John Townsend, Ph.D.
Studies show that seriously negative events between the ages of 2 and 4 (divorce, death of a parent, health issues, bankruptcy, etc.) can have a profound impact on a child, often affecting his or her personality during the teen years. The events may have occurred years ago, but they need to be investigated and, when appropriate, acted on clinically. Here are some ideas to help as a parent.
The past matters. The past is very important to a teen’s health and functioning. This is especially true for the very early years. The younger the child is at the time of the events, the more developmentally vulnerable and fragile his or her personality. It’s like a tree in your backyard during a powerful windstorm. A mature tree, with size, stability and deep roots, is likely to withstand the weather. But a young sapling is in danger of being uprooted.

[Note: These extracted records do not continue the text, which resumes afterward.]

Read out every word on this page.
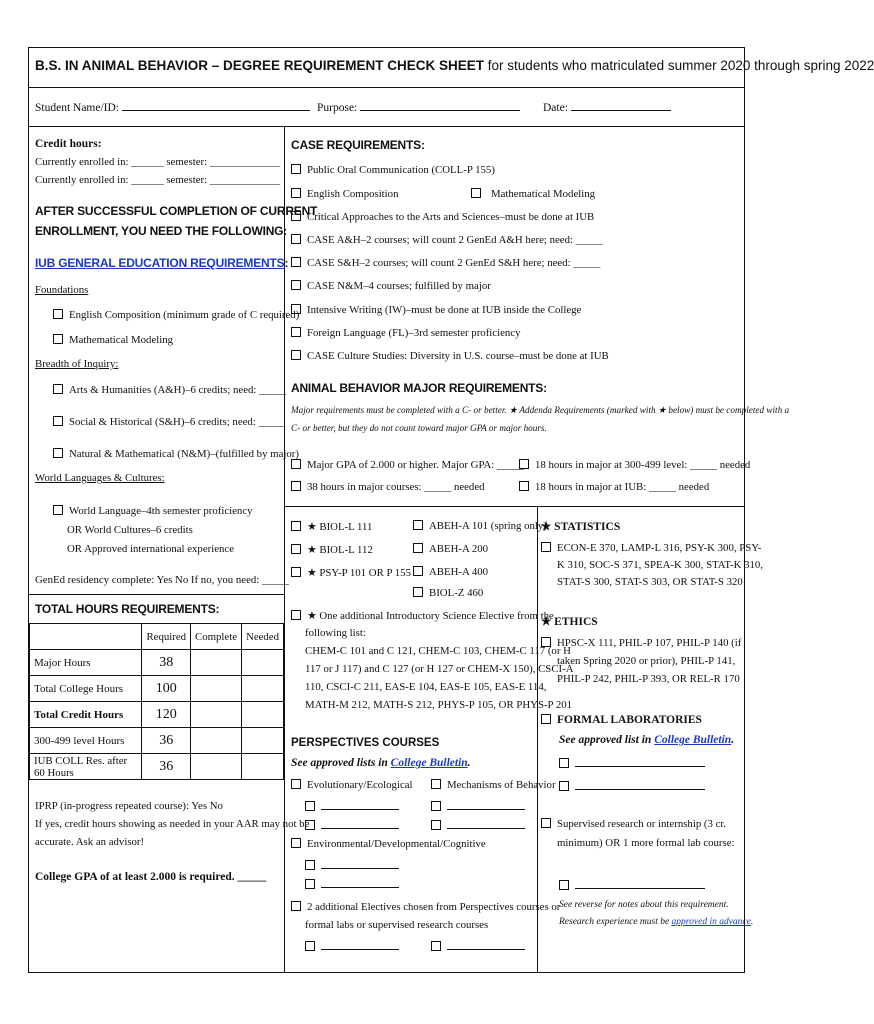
B.S. IN ANIMAL BEHAVIOR – DEGREE REQUIREMENT CHECK SHEET for students who matriculated summer 2020 through spring 2022
Student Name/ID:	Purpose:	Date:
Credit hours:
Currently enrolled in: ______ semester: _____________
Currently enrolled in: ______ semester: _____________
AFTER SUCCESSFUL COMPLETION OF CURRENT
ENROLLMENT, YOU NEED THE FOLLOWING:
IUB GENERAL EDUCATION REQUIREMENTS:
Foundations
English Composition (minimum grade of C required)
Mathematical Modeling
Breadth of Inquiry:
Arts & Humanities (A&H)–6 credits; need: _____
Social & Historical (S&H)–6 credits; need: _____
Natural & Mathematical (N&M)–(fulfilled by major)
World Languages & Cultures:
World Language–4th semester proficiency
OR World Cultures–6 credits
OR Approved international experience
GenEd residency complete: Yes No If no, you need: _____
TOTAL HOURS REQUIREMENTS:
	Required	Complete	Needed
Major Hours	38		
Total College Hours	100		
Total Credit Hours	120		
300-499 level Hours	36		
IUB COLL Res. after 60 Hours	36		
IPRP (in-progress repeated course): Yes No
If yes, credit hours showing as needed in your AAR may not be
accurate. Ask an advisor!
College GPA of at least 2.000 is required. _____
CASE REQUIREMENTS:
Public Oral Communication (COLL-P 155)
English Composition	Mathematical Modeling
Critical Approaches to the Arts and Sciences–must be done at IUB
CASE A&H–2 courses; will count 2 GenEd A&H here; need: _____
CASE S&H–2 courses; will count 2 GenEd S&H here; need: _____
CASE N&M–4 courses; fulfilled by major
Intensive Writing (IW)–must be done at IUB inside the College
Foreign Language (FL)–3rd semester proficiency
CASE Culture Studies: Diversity in U.S. course–must be done at IUB
ANIMAL BEHAVIOR MAJOR REQUIREMENTS:
Major requirements must be completed with a C- or better. ★ Addenda Requirements (marked with ★ below) must be completed with a
C- or better, but they do not count toward major GPA or major hours.
Major GPA of 2.000 or higher. Major GPA: _____	18 hours in major at 300-499 level: _____ needed
38 hours in major courses: _____ needed	18 hours in major at IUB: _____ needed
★ BIOL-L 111
★ BIOL-L 112
★ PSY-P 101 OR P 155
ABEH-A 101 (spring only)
ABEH-A 200
ABEH-A 400
BIOL-Z 460
★ STATISTICS
ECON-E 370, LAMP-L 316, PSY-K 300, PSY-
K 310, SOC-S 371, SPEA-K 300, STAT-K 310,
STAT-S 300, STAT-S 303, OR STAT-S 320
★ One additional Introductory Science Elective from the
following list:
CHEM-C 101 and C 121, CHEM-C 103, CHEM-C 117 (or H
117 or J 117) and C 127 (or H 127 or CHEM-X 150), CSCI-A
110, CSCI-C 211, EAS-E 104, EAS-E 105, EAS-E 114,
MATH-M 212, MATH-S 212, PHYS-P 105, OR PHYS-P 201
★ ETHICS
HPSC-X 111, PHIL-P 107, PHIL-P 140 (if
taken Spring 2020 or prior), PHIL-P 141,
PHIL-P 242, PHIL-P 393, OR REL-R 170
FORMAL LABORATORIES
See approved list in College Bulletin.
PERSPECTIVES COURSES
See approved lists in College Bulletin.
Evolutionary/Ecological	Mechanisms of Behavior
Environmental/Developmental/Cognitive
2 additional Electives chosen from Perspectives courses or
formal labs or supervised research courses
Supervised research or internship (3 cr.
minimum) OR 1 more formal lab course:
See reverse for notes about this requirement.
Research experience must be approved in advance.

Time alone does not heal. Often, a parent will think: The bad events are way past. Time healed my child. Actually, this is not true. Time is certainly a necessary ingredient for healing. It takes weeks to heal a broken arm. But other elements are involved in that kind of healing: a cast, medications and physical therapy. Without these, and with just time passing, you are in danger of the broken arm becoming much worse. Your teen may need counseling, support, insight, professional therapy and medications, along with time.

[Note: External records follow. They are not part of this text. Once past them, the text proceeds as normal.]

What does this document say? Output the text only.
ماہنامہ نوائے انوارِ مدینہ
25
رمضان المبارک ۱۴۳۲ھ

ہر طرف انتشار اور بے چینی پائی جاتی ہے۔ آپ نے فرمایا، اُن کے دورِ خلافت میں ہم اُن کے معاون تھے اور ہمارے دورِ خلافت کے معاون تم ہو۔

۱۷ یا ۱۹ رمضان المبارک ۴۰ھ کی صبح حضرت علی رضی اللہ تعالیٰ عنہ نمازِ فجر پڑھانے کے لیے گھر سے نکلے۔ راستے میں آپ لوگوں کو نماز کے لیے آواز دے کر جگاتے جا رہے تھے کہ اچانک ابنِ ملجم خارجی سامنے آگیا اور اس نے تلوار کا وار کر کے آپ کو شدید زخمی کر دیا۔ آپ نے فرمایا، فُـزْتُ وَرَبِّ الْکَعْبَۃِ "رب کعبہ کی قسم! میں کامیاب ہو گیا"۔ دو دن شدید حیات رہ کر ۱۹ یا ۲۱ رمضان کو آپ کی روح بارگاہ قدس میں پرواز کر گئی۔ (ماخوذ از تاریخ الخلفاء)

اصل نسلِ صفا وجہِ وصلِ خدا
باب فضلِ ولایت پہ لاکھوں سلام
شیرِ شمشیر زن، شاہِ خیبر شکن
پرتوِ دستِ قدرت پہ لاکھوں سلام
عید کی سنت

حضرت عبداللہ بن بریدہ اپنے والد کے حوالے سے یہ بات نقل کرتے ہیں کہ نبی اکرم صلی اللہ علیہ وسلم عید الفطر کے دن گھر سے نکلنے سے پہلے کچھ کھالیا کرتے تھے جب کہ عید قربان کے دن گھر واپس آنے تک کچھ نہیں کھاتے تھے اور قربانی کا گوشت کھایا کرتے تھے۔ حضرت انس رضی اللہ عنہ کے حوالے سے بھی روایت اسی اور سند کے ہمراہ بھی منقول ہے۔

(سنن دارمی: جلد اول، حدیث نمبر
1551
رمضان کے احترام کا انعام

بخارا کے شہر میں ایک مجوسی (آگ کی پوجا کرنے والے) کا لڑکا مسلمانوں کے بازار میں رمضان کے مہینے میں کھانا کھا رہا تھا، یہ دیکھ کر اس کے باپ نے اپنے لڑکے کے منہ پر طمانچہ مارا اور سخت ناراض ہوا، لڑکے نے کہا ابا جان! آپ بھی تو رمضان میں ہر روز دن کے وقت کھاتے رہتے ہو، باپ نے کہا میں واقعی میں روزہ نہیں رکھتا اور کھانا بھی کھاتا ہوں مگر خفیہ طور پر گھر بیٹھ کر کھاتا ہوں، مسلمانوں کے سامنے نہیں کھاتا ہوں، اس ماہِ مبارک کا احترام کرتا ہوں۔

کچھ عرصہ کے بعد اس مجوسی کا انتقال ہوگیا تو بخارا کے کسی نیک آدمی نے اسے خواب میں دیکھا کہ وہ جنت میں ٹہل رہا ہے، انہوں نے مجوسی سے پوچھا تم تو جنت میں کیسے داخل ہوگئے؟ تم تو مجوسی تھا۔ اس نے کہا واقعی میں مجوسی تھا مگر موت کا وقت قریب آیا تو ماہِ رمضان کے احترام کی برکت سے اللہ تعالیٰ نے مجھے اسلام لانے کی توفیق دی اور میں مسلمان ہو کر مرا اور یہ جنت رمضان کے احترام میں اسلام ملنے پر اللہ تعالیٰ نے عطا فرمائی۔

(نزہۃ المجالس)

It’s not about healing the past. It’s about healing the character. Parents sometimes hear strange messages from counselors about healing the past. It is impossible to heal the past because the past is over. We don’t have time machines. But you can heal the damaged character of a teen who was injured in the past. For example, a teen may have lost the ability to trust, make deep emotional attachments, have a stable sense of identity, stay focused on tasks, be in control of emotions, or stand firm against peer pressure and drugs. Those aspects can and must be healed in a good clinical setting.

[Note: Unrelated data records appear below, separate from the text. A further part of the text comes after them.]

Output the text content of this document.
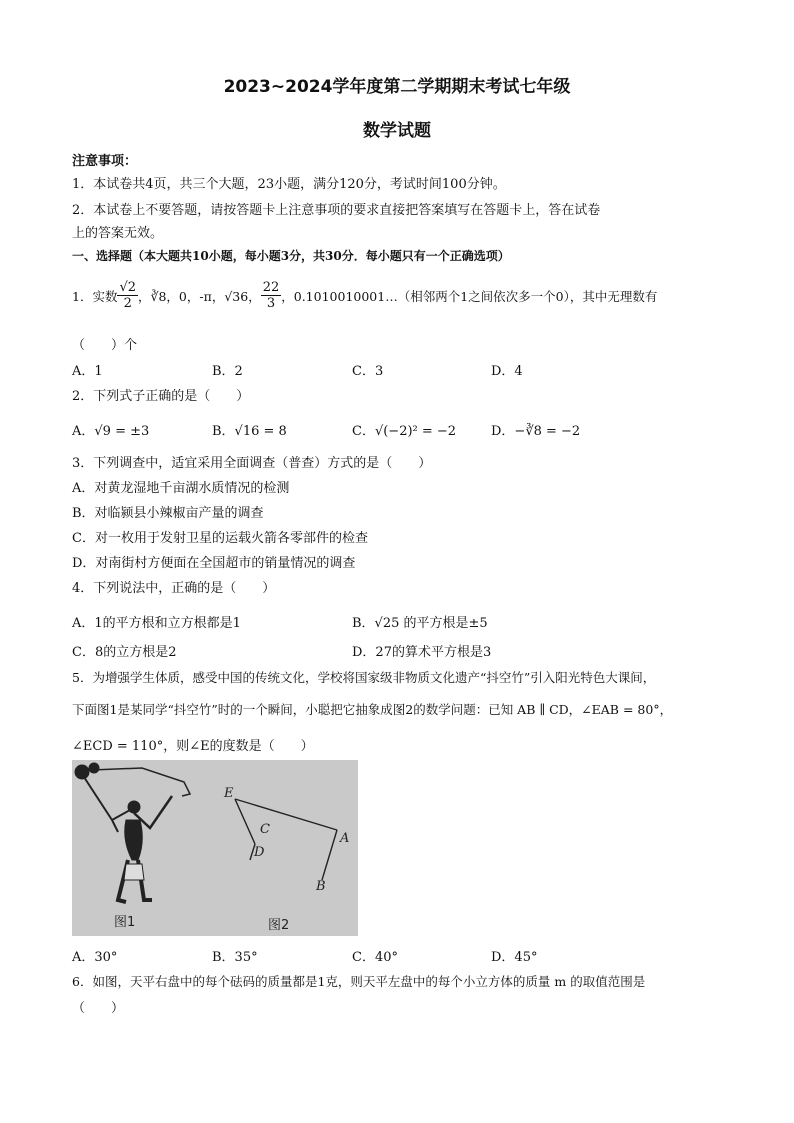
2023~2024学年度第二学期期末考试七年级
数学试题
注意事项：
1．本试卷共4页，共三个大题，23小题，满分120分，考试时间100分钟。
2．本试卷上不要答题，请按答题卡上注意事项的要求直接把答案填写在答题卡上，答在试卷
上的答案无效。
一、选择题（本大题共10小题，每小题3分，共30分．每小题只有一个正确选项）
1．实数 $\frac{√2}{2}$ ，∛8，0，-π，√36， $\frac{22}{3}$ ，0.1010010001…（相邻两个1之间依次多一个0），其中无理数有
（　　）个
A．1	B．2	C．3	D．4
2．下列式子正确的是（　　）
A．√9 = ±3	B．√16 = 8	C．√(−2)² = −2	D．−∛8 = −2
3．下列调查中，适宜采用全面调查（普查）方式的是（　　）
A．对黄龙湿地千亩湖水质情况的检测
B．对临颍县小辣椒亩产量的调查
C．对一枚用于发射卫星的运载火箭各零部件的检查
D．对南街村方便面在全国超市的销量情况的调查
4．下列说法中，正确的是（　　）
A．1的平方根和立方根都是1	B．√25 的平方根是±5
C．8的立方根是2	D．27的算术平方根是3
5．为增强学生体质，感受中国的传统文化，学校将国家级非物质文化遗产“抖空竹”引入阳光特色大课间，
下面图1是某同学“抖空竹”时的一个瞬间，小聪把它抽象成图2的数学问题：已知 AB ∥ CD，∠EAB = 80°，
∠ECD = 110°，则∠E的度数是（　　）
图1
E
C
D
A
B
图2
A．30°	B．35°	C．40°	D．45°
6．如图，天平右盘中的每个砝码的质量都是1克，则天平左盘中的每个小立方体的质量 m 的取值范围是
（　　）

Look at your teen’s present functioning. If you have observed some of the above struggles, it’s time to take him or her to a trained professional. So often, parents try over and over again to fix their child themselves, and the problem is simply too severe or too chronic. The help is there, with people who have successfully worked with kids much more troubled than yours. The research backs up the helpfulness of seeing a trained professional.
Why not? One thing I always recommend, and one that my wife and I did with our kids, was to take them to an adolescent specialist just to get a professional view, without having any severe symptoms. Our reasoning was the same as what you do when you go to your physician for an annual checkup. You want to catch anything that might be going on and nip it in the bud. We were glad we took these opportunities.
Be proactive. Better to check things out and get a clean bill of emotional health than to be passive and have your teen suffer later.